A thought is occurring right now. Something is aware of that thought. The thought is the object. Something is the subject. What is the subject?

Not another thought — that would produce an infinite regress. Not the brain — the brain is itself an object of awareness. Not the body — the body is largely unconscious while whatever is aware of thoughts is not.

The Kena Upanishad poses this directly: It is not known by those who know it. It is known by those who do not know it. Not a paradox for its own sake. A precise description of why the usual approach fails. The usual approach treats awareness as an object to be examined — looks at awareness from the outside. But awareness cannot be examined from outside because there is no outside. Everything that could be examining it is inside it.

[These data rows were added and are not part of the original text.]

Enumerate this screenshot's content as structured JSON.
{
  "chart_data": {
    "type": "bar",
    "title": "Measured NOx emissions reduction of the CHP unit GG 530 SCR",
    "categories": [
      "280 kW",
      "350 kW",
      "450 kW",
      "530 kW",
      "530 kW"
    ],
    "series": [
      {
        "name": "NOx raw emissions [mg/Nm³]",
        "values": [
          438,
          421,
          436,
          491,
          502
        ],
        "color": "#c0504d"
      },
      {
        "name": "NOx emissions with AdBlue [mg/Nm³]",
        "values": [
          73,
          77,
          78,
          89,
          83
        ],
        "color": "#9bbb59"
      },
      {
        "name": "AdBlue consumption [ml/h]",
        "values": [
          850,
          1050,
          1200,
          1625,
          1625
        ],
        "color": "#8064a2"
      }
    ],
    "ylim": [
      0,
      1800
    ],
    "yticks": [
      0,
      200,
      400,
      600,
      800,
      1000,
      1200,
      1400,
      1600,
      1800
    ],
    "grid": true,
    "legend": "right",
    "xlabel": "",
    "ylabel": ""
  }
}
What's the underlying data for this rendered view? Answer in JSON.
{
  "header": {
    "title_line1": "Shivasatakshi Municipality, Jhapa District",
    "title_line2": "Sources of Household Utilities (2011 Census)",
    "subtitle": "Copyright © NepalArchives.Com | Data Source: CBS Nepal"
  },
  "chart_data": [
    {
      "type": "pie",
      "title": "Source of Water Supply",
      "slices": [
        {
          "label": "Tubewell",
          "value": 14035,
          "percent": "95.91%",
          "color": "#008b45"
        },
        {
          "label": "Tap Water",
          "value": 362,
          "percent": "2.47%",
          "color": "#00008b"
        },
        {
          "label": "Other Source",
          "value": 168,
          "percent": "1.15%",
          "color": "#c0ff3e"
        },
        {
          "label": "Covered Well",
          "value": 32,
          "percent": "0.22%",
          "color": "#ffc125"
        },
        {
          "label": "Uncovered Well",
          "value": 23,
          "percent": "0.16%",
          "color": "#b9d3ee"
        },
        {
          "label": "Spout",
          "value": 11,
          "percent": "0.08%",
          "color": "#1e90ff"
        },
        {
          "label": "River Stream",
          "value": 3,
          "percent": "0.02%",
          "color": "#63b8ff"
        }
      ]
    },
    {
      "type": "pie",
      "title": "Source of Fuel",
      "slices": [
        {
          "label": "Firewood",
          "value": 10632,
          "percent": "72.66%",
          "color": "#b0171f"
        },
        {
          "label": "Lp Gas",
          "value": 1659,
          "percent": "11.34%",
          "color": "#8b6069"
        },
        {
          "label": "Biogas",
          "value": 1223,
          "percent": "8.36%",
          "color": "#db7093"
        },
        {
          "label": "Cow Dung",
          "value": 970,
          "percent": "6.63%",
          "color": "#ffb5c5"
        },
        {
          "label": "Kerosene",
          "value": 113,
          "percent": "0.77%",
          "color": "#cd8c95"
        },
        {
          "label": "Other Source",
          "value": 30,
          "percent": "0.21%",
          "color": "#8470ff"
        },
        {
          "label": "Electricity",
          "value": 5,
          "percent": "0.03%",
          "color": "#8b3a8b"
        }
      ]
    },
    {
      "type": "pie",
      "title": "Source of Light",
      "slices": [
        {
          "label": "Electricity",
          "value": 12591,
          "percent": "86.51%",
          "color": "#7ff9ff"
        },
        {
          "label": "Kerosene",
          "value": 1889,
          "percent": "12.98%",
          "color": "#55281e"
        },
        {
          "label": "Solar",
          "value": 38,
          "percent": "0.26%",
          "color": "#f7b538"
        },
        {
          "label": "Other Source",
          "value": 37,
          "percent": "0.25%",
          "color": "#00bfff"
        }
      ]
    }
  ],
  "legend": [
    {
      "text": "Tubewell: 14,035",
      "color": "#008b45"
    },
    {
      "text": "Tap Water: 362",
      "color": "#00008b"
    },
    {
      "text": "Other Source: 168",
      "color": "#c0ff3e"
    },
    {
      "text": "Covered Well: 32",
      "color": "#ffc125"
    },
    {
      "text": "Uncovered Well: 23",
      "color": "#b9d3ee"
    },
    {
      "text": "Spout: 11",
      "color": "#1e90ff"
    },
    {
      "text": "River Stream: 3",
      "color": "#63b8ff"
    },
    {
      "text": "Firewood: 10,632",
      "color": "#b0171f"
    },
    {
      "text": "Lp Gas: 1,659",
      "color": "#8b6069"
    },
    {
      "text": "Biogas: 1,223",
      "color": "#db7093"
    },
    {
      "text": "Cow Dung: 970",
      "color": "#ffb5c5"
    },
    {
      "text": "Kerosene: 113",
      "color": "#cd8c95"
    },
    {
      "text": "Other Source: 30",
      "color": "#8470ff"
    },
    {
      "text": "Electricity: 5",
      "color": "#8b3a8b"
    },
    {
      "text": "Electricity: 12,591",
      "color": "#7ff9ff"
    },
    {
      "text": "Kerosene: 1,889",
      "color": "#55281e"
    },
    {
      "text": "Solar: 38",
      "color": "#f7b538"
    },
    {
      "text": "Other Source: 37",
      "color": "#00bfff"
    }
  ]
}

Ramana Maharshi spent fifty years pointing at this from every available direction. His instruction was always the same: turn the attention around. Not outward toward objects. Toward the awareness itself. Not to find it as a thing. To notice that the looking is itself the awareness — and the awareness does not need to be found because it is what is already doing the finding. The recognition does not produce new experience. It produces the recognition of what has been present in every experience.

The investigation does not require sitting on a mountain. It requires exactly what you are doing right now: noticing that something is reading these words. Noticing that something is noticing. Staying with that noticing long enough for the difference between the content of awareness and the awareness itself to become apparent.

That difference is the beginning of everything the tradition has been pointing at.